The four corners of SSD performance are as follows: random read, random write, sequential read and sequential write speed. Random accesses are generally small in size, while sequential accesses tend to be larger and thus we have the four Iometer tests we use in all of our reviews.

Our first test writes 4KB in a completely random pattern over an 8GB space of the drive to simulate the sort of random access that you'd see on an OS drive (even this is more stressful than a normal desktop user would see). I perform three concurrent IOs and run the test for 3 minutes. The results reported are in average MB/s over the entire time. We use both standard pseudo randomly generated data for each write as well as fully random data to show you both the maximum and minimum performance offered by SandForce based drives in these tests. The average performance of SF drives will likely be somewhere in between the two values for each drive you see in the graphs. For an understanding of why this matters, read our original SandForce article.

Just as we saw in Crucial's move to the m4 it looks like random read speed actually dropped a bit between the SSD 470 and 830. And just as we mentioned before, most desktop workloads don't demand super high 4KB random read performance so if this move was done to improve the 830's behavior elsewhere then it is a worthwhile tradeoff. Even with the drop however the 830 delivers the fastest 4KB random read performance of any high-end drive we've reviewed.

Random write performance has improved tremendously, although it's still noticeably slower than the SF-2281 drives and Crucial's m4. Similar to 4KB random read performance, there are diminishing returns beyond a certain level. Intel tends to have the right idea in how best to deal with random writes: work slower but clean up along the way, vs. write as fast as possible and rely on TRIM/idle garbage collection to improve performance later on. I've become wary whenever I see ultra high 4KB random write performance because it usually means that fragmentation can be a problem over time.

SandForce's numbers are high here because the workload is easily compressible, which is usually the case for desktop random writes as they tend to be table updates.

Many of you have asked for random write performance at higher queue depths. What I have below is our 4KB random write test performed at a queue depth of 32 instead of 3. While the vast majority of desktop usage models experience queue depths of 0 - 5, higher depths are possible in heavy I/O (and multi-user) workloads:

We don't see huge scaling with increasing queue depths from any of these drives really, with the exception of the SandForce solutions. Remember for the SF-2281 extra IO doesn't actually result in more writes to NAND, just a higher compression ratio which results in better performance with very little added work. I suspect SandForce's controllers could do very well in high load enterprise environments as a result. I've been working on an enterprise workload suite to figure that out...

Sequential Read/Write Speed

To measure sequential performance I ran a 1 minute long 128KB sequential test over the entire span of the drive at a queue depth of 1. The results reported are in average MB/s over the entire test length.

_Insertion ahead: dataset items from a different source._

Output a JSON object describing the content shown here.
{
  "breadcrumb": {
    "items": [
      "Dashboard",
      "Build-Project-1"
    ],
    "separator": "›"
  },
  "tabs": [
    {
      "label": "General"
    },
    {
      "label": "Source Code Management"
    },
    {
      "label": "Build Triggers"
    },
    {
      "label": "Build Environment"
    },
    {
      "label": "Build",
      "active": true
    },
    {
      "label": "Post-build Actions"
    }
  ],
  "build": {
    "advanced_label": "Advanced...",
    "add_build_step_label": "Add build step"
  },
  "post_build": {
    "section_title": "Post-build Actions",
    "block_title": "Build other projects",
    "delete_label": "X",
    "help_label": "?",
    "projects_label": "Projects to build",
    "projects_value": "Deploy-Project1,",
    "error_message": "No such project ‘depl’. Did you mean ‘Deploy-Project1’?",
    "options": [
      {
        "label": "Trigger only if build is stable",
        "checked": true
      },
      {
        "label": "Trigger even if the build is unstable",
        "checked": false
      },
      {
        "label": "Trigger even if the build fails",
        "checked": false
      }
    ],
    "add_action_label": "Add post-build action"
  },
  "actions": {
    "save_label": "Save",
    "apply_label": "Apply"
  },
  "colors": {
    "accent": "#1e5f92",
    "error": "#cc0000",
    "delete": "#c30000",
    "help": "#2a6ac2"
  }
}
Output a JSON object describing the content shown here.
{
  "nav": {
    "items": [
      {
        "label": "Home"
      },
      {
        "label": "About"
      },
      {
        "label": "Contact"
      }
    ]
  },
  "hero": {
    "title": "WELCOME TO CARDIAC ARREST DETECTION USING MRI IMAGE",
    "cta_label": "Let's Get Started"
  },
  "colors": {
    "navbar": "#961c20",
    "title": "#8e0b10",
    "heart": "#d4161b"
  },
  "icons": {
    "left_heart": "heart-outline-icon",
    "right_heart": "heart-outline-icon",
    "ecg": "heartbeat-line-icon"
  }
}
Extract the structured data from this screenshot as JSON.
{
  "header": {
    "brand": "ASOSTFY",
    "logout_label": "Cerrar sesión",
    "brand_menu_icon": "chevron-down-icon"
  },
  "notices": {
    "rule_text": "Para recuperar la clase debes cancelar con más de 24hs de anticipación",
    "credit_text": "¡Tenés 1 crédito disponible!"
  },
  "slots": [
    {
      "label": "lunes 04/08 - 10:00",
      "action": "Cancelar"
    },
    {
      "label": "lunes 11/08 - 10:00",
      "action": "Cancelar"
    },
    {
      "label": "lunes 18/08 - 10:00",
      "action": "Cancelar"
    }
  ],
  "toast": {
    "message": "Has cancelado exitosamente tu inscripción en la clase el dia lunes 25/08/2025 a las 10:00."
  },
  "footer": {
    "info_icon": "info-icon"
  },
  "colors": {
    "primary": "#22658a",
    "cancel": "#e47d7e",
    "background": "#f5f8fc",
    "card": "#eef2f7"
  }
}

Although there are diminishing returns for ultra high random read/write operations on a desktop system, large sequential reads still scale quite well. If you do any amount of large file copying from your SSD to another SSD or file server you'll want to pay attention to these numbers here. Samsung manages to dethrone Intel at the top of our charts here with a very respectable 411.5MB/s.

Sequential write speed is also still very important, again for those large file transfers. Despite the importance of random read/write IO the majority of desktop access patterns are still governed by sequential throughput. For an SSD to truly excel it needs good performance in all four of these categories. Thankfully for Samsung's sake, the SSD 830 delivers.